When we refer to dual diagnosis we mean an individual with a mental health problem (such as depression, anxiety or psychotic illness) together with a substance use problem (such as cannabis, alcohol amphetamines or prescription medication dependence). People with alcohol and drug problems have higher rates of mental health problems than the general community. Perhaps the mental health problem prompted the person to abuse drugs, or the drug problem came before the mental health problem. Substance use can exacerbate the mental health problem, for example - alcohol is a depressant and long term use can prolong depression and make recovery more difficult or amphetamines may trigger a psychotic episode in some people. The recognised treatment is for both the substance dependence and the mental health problem to be treated at the same time.
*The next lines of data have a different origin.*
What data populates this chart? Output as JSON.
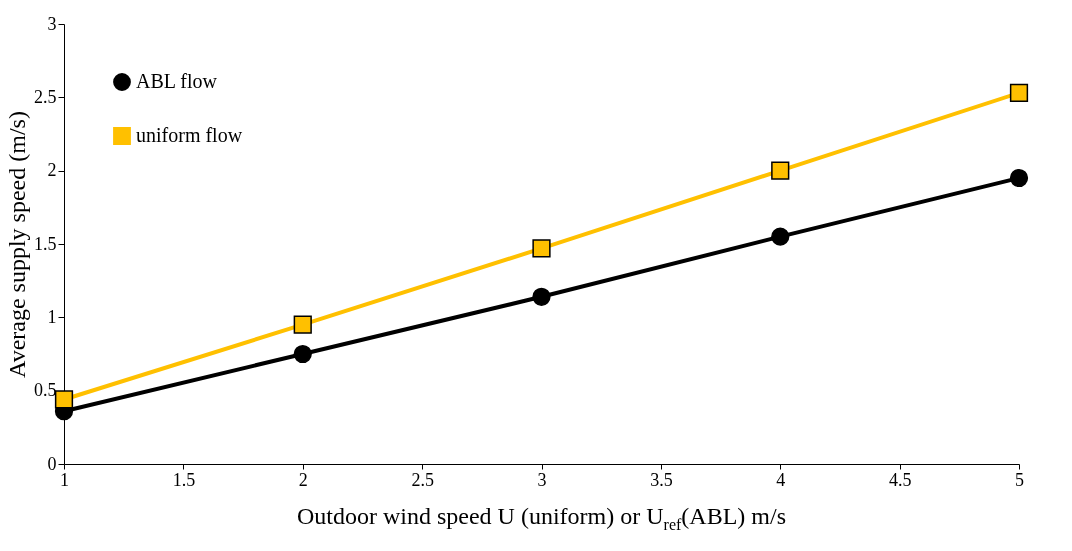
{
  "chart_data": {
    "type": "line",
    "xlabel": "Outdoor wind speed U (uniform) or U$_{ref}$(ABL) m/s",
    "ylabel": "Average supply speed (m/s)",
    "x": [
      1,
      2,
      3,
      4,
      5
    ],
    "series": [
      {
        "name": "ABL flow",
        "color": "#000000",
        "marker": "circle",
        "values": [
          0.36,
          0.75,
          1.14,
          1.55,
          1.95
        ]
      },
      {
        "name": "uniform flow",
        "color": "#ffc000",
        "marker": "square",
        "values": [
          0.44,
          0.95,
          1.47,
          2.0,
          2.53
        ]
      }
    ],
    "xlim": [
      1,
      5
    ],
    "xticks": [
      1,
      1.5,
      2,
      2.5,
      3,
      3.5,
      4,
      4.5,
      5
    ],
    "ylim": [
      0,
      3
    ],
    "yticks": [
      0,
      0.5,
      1,
      1.5,
      2,
      2.5,
      3
    ],
    "grid": false,
    "legend": "top left",
    "line_style": "solid"
  }
}
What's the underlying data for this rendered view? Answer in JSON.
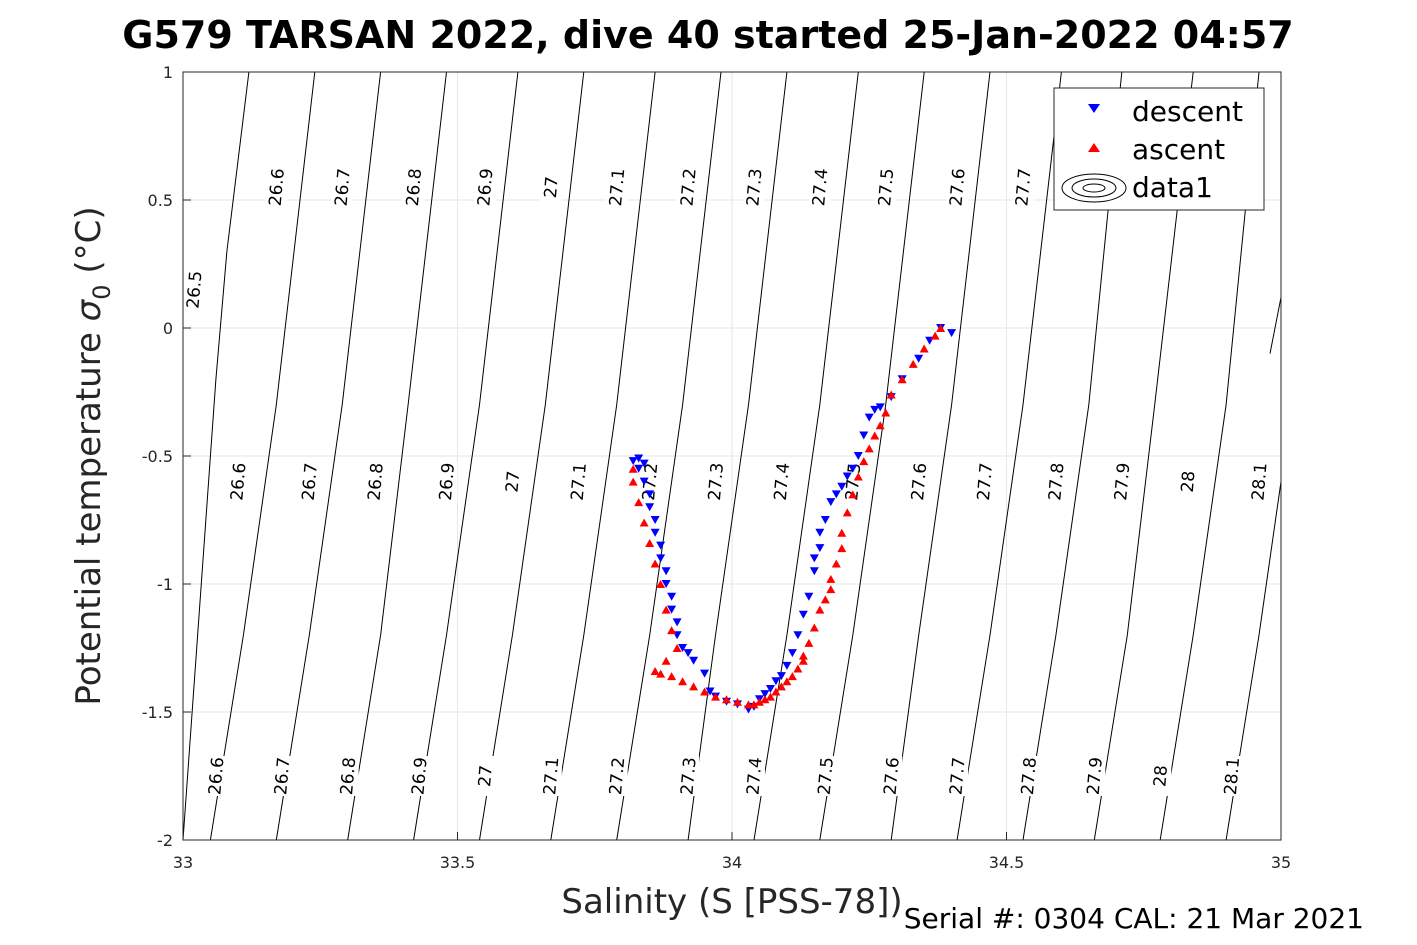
{
  "chart_data": {
    "type": "scatter",
    "title": "G579 TARSAN 2022, dive 40 started 25-Jan-2022 04:57",
    "xlabel": "Salinity (S [PSS-78])",
    "ylabel_main": "Potential temperature ",
    "ylabel_sym": "σ",
    "ylabel_sub": "0",
    "ylabel_unit": " (°C)",
    "footer": "Serial #: 0304  CAL: 21 Mar 2021",
    "xlim": [
      33,
      35
    ],
    "ylim": [
      -2,
      1
    ],
    "xticks": [
      "33",
      "33.5",
      "34",
      "34.5",
      "35"
    ],
    "yticks": [
      "-2",
      "-1.5",
      "-1",
      "-0.5",
      "0",
      "0.5",
      "1"
    ],
    "grid": true,
    "legend": {
      "placement": "top-right",
      "entries": [
        "descent",
        "ascent",
        "data1"
      ]
    },
    "contours": [
      {
        "x": [
          33.0,
          33.06,
          33.08,
          33.12
        ],
        "y": [
          -2,
          -0.2,
          0.3,
          1
        ],
        "label_text": "26.5",
        "label_pos": [
          [
            33.02,
            0.15
          ]
        ]
      },
      {
        "x": [
          33.05,
          33.11,
          33.17,
          33.24
        ],
        "y": [
          -2,
          -1.2,
          -0.3,
          1
        ],
        "label_text": "26.6",
        "label_pos": [
          [
            33.06,
            -1.75
          ],
          [
            33.1,
            -0.6
          ],
          [
            33.17,
            0.55
          ]
        ]
      },
      {
        "x": [
          33.17,
          33.23,
          33.29,
          33.36
        ],
        "y": [
          -2,
          -1.2,
          -0.3,
          1
        ],
        "label_text": "26.7",
        "label_pos": [
          [
            33.18,
            -1.75
          ],
          [
            33.23,
            -0.6
          ],
          [
            33.29,
            0.55
          ]
        ]
      },
      {
        "x": [
          33.3,
          33.36,
          33.41,
          33.48
        ],
        "y": [
          -2,
          -1.2,
          -0.3,
          1
        ],
        "label_text": "26.8",
        "label_pos": [
          [
            33.3,
            -1.75
          ],
          [
            33.35,
            -0.6
          ],
          [
            33.42,
            0.55
          ]
        ]
      },
      {
        "x": [
          33.42,
          33.48,
          33.54,
          33.61
        ],
        "y": [
          -2,
          -1.2,
          -0.3,
          1
        ],
        "label_text": "26.9",
        "label_pos": [
          [
            33.43,
            -1.75
          ],
          [
            33.48,
            -0.6
          ],
          [
            33.55,
            0.55
          ]
        ]
      },
      {
        "x": [
          33.54,
          33.6,
          33.66,
          33.73
        ],
        "y": [
          -2,
          -1.2,
          -0.3,
          1
        ],
        "label_text": "27",
        "label_pos": [
          [
            33.55,
            -1.75
          ],
          [
            33.6,
            -0.6
          ],
          [
            33.67,
            0.55
          ]
        ]
      },
      {
        "x": [
          33.67,
          33.73,
          33.79,
          33.86
        ],
        "y": [
          -2,
          -1.2,
          -0.3,
          1
        ],
        "label_text": "27.1",
        "label_pos": [
          [
            33.67,
            -1.75
          ],
          [
            33.72,
            -0.6
          ],
          [
            33.79,
            0.55
          ]
        ]
      },
      {
        "x": [
          33.79,
          33.85,
          33.91,
          33.98
        ],
        "y": [
          -2,
          -1.2,
          -0.3,
          1
        ],
        "label_text": "27.2",
        "label_pos": [
          [
            33.79,
            -1.75
          ],
          [
            33.85,
            -0.6
          ],
          [
            33.92,
            0.55
          ]
        ]
      },
      {
        "x": [
          33.92,
          33.97,
          34.03,
          34.1
        ],
        "y": [
          -2,
          -1.2,
          -0.3,
          1
        ],
        "label_text": "27.3",
        "label_pos": [
          [
            33.92,
            -1.75
          ],
          [
            33.97,
            -0.6
          ],
          [
            34.04,
            0.55
          ]
        ]
      },
      {
        "x": [
          34.04,
          34.1,
          34.16,
          34.23
        ],
        "y": [
          -2,
          -1.2,
          -0.3,
          1
        ],
        "label_text": "27.4",
        "label_pos": [
          [
            34.04,
            -1.75
          ],
          [
            34.09,
            -0.6
          ],
          [
            34.16,
            0.55
          ]
        ]
      },
      {
        "x": [
          34.16,
          34.22,
          34.28,
          34.35
        ],
        "y": [
          -2,
          -1.2,
          -0.3,
          1
        ],
        "label_text": "27.5",
        "label_pos": [
          [
            34.17,
            -1.75
          ],
          [
            34.22,
            -0.6
          ],
          [
            34.28,
            0.55
          ]
        ]
      },
      {
        "x": [
          34.29,
          34.34,
          34.4,
          34.47
        ],
        "y": [
          -2,
          -1.2,
          -0.3,
          1
        ],
        "label_text": "27.6",
        "label_pos": [
          [
            34.29,
            -1.75
          ],
          [
            34.34,
            -0.6
          ],
          [
            34.41,
            0.55
          ]
        ]
      },
      {
        "x": [
          34.41,
          34.47,
          34.53,
          34.6
        ],
        "y": [
          -2,
          -1.2,
          -0.3,
          1
        ],
        "label_text": "27.7",
        "label_pos": [
          [
            34.41,
            -1.75
          ],
          [
            34.46,
            -0.6
          ],
          [
            34.53,
            0.55
          ]
        ]
      },
      {
        "x": [
          34.53,
          34.59,
          34.65,
          34.71
        ],
        "y": [
          -2,
          -1.2,
          -0.3,
          1
        ],
        "label_text": "27.8",
        "label_pos": [
          [
            34.54,
            -1.75
          ],
          [
            34.59,
            -0.6
          ]
        ]
      },
      {
        "x": [
          34.66,
          34.72,
          34.77,
          34.84
        ],
        "y": [
          -2,
          -1.2,
          -0.3,
          1
        ],
        "label_text": "27.9",
        "label_pos": [
          [
            34.66,
            -1.75
          ],
          [
            34.71,
            -0.6
          ]
        ]
      },
      {
        "x": [
          34.78,
          34.84,
          34.9,
          34.96
        ],
        "y": [
          -2,
          -1.2,
          -0.3,
          1
        ],
        "label_text": "28",
        "label_pos": [
          [
            34.78,
            -1.75
          ],
          [
            34.83,
            -0.6
          ]
        ]
      },
      {
        "x": [
          34.9,
          34.96,
          35.0
        ],
        "y": [
          -2,
          -1.2,
          -0.6
        ],
        "label_text": "28.1",
        "label_pos": [
          [
            34.91,
            -1.75
          ],
          [
            34.96,
            -0.6
          ]
        ]
      },
      {
        "x": [
          34.98,
          35.0
        ],
        "y": [
          -0.1,
          0.12
        ],
        "label_text": "",
        "label_pos": []
      }
    ],
    "series": [
      {
        "name": "descent",
        "color": "#0000ff",
        "marker": "triangle-down",
        "x": [
          34.4,
          34.38,
          34.36,
          34.34,
          34.31,
          34.29,
          34.27,
          34.26,
          34.25,
          34.24,
          34.23,
          34.22,
          34.21,
          34.2,
          34.19,
          34.18,
          34.17,
          34.16,
          34.16,
          34.15,
          34.15,
          34.14,
          34.13,
          34.12,
          34.11,
          34.1,
          34.09,
          34.08,
          34.07,
          34.06,
          34.05,
          34.04,
          34.03,
          34.01,
          33.99,
          33.97,
          33.96,
          33.95,
          33.93,
          33.92,
          33.91,
          33.9,
          33.9,
          33.89,
          33.89,
          33.88,
          33.88,
          33.87,
          33.87,
          33.86,
          33.86,
          33.85,
          33.85,
          33.84,
          33.83,
          33.82,
          33.83,
          33.84
        ],
        "y": [
          -0.02,
          0.0,
          -0.05,
          -0.12,
          -0.2,
          -0.27,
          -0.31,
          -0.32,
          -0.35,
          -0.42,
          -0.5,
          -0.55,
          -0.58,
          -0.62,
          -0.65,
          -0.68,
          -0.75,
          -0.8,
          -0.86,
          -0.9,
          -0.95,
          -1.05,
          -1.12,
          -1.2,
          -1.27,
          -1.32,
          -1.36,
          -1.38,
          -1.41,
          -1.43,
          -1.45,
          -1.48,
          -1.49,
          -1.47,
          -1.46,
          -1.44,
          -1.42,
          -1.35,
          -1.3,
          -1.27,
          -1.25,
          -1.2,
          -1.15,
          -1.1,
          -1.05,
          -1.0,
          -0.95,
          -0.9,
          -0.85,
          -0.8,
          -0.75,
          -0.7,
          -0.65,
          -0.6,
          -0.55,
          -0.52,
          -0.51,
          -0.53
        ]
      },
      {
        "name": "ascent",
        "color": "#ff0000",
        "marker": "triangle-up",
        "x": [
          34.38,
          34.37,
          34.35,
          34.33,
          34.31,
          34.29,
          34.28,
          34.27,
          34.26,
          34.25,
          34.24,
          34.23,
          34.22,
          34.21,
          34.2,
          34.2,
          34.19,
          34.18,
          34.18,
          34.17,
          34.16,
          34.15,
          34.14,
          34.13,
          34.13,
          34.12,
          34.11,
          34.1,
          34.09,
          34.08,
          34.07,
          34.06,
          34.05,
          34.04,
          34.03,
          34.01,
          33.99,
          33.97,
          33.95,
          33.93,
          33.91,
          33.89,
          33.87,
          33.86,
          33.88,
          33.9,
          33.89,
          33.88,
          33.87,
          33.86,
          33.85,
          33.84,
          33.83,
          33.82,
          33.82
        ],
        "y": [
          0.0,
          -0.03,
          -0.08,
          -0.14,
          -0.2,
          -0.26,
          -0.33,
          -0.38,
          -0.42,
          -0.47,
          -0.52,
          -0.58,
          -0.65,
          -0.72,
          -0.8,
          -0.86,
          -0.92,
          -0.98,
          -1.02,
          -1.06,
          -1.1,
          -1.17,
          -1.23,
          -1.28,
          -1.3,
          -1.33,
          -1.36,
          -1.38,
          -1.4,
          -1.42,
          -1.44,
          -1.45,
          -1.46,
          -1.47,
          -1.47,
          -1.46,
          -1.45,
          -1.44,
          -1.42,
          -1.4,
          -1.38,
          -1.36,
          -1.35,
          -1.34,
          -1.3,
          -1.25,
          -1.18,
          -1.1,
          -1.0,
          -0.92,
          -0.84,
          -0.76,
          -0.68,
          -0.6,
          -0.55
        ]
      }
    ]
  }
}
Work life balance is the relationship between your work and other areas of you life, such as family, recreation and study. Finding the balance in these areas and understanding how they impact on one another can improve quality of life and mental well-being. Talk to Rosie about how to achieve a more stable work-life balance.
Mindfulness is the practice of being in the moment. It has been defined as remembering the lessons from the past, remembering our purpose and remembering to be here now in the present moment. Mindfulness is being in the present and having centred awareness, paying attention to what is happening and what you are doing right now. If we are ‘in’ each moment it is difficult to be in emotional distress. Mindfulness helps us break unhealthy reactive patterns and automatic negative behaviours. Mindfulness is the opposite of being mindlessly or being on automatic pilot. If practiced daily mindfulness can give relief from stress, anxiety and depression. We can be mindful anywhere and with almost everything in life. We can be mindful when we are playing music, eating, talking, walking, sitting, lying down, and simply breathing.